速度違反のグレーゾーンを
どう考えたらよい?

 40km/h制限のところを42km/hや43km/hで検挙していたのでは、その事実を巡って争いが生じやすくなりますし、実際に一昔前のオービスやねずみ捕りの機器では一定の走行・測定条件下でプラス方向の速度誤差が出ることも指摘されていました。

 そんなわけで「法定速度の10km/h超過ならさすがに検挙の誤認のリスクは低くなるだろう」ということです。

 また、この規制の緩衝地帯を置くことで、「1km/hや2km/hの超過ぐらい大目に見てよ」という面倒臭い違反者とのふれあいもすっ飛ばすことができます。

 もちろん「制限速度+10km/h程度までは検挙が見送られるケースが多い」というのは、法律の条文上明確化されたルールではなく、事実上の運用、暗黙のルールに過ぎません。あくまでも形式的には「40km/h制限の道路を、それを超える速度で走ったら違反」であることは変わらないのです。

 では、2km/hや3km/hの速度超過でも反則行為として処理されるべきかというと、必ずしもそうは言えません。他の多くの事例で検挙されていない実情がありますし、行政罰にも比例原則(ある正当な政策目的を達成するための手段が目的との関係で必要最小限度のものでなければならないとする考え方)が適用されると理解されるからです。

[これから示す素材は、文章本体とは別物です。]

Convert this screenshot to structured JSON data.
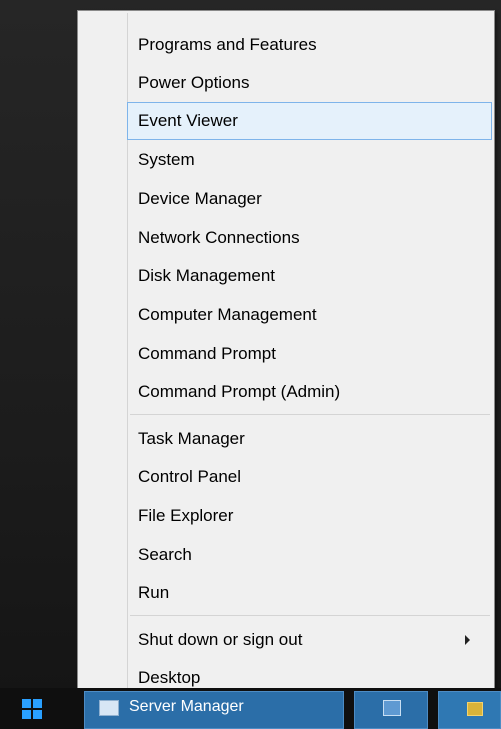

 軽微な速度超過が形式的には反則行為に当たるとしても、それに対して行政罰を科す必要があるといえるかは問題となるでしょう。

実際の速度と法定速度を
合わせるべきでない理由

書影『世にもふしぎな法律図鑑』(日本経済新聞出版)『世にもふしぎな法律図鑑』(日本経済新聞出版)
中村真 著

 ですから「40km/h制限の道を50km/hで走っている車が多いのだから、40km/hの速度規制自体がおかしいのだ」というのは、逆にこのような規制の実態を見ない本末転倒の議論です。車両通行の実情に合わせて50km/h制限に変えた途端、車は60km/hで走りだすでしょう。

 40km/h制限は、車両の速度を50km/h以下に抑えるという役割を果たしているとみることもできます。

 昔、「赤信号、みんなで渡れば怖くない」という言葉が流行りましたが、結局それは向こう見ずな加害者を増やすだけです。こと交通法規に関しては、取引規制と異なり「実情」を過大視することがあってはいけません。

 安全の上ではまずルールありきで考えるべきなのです。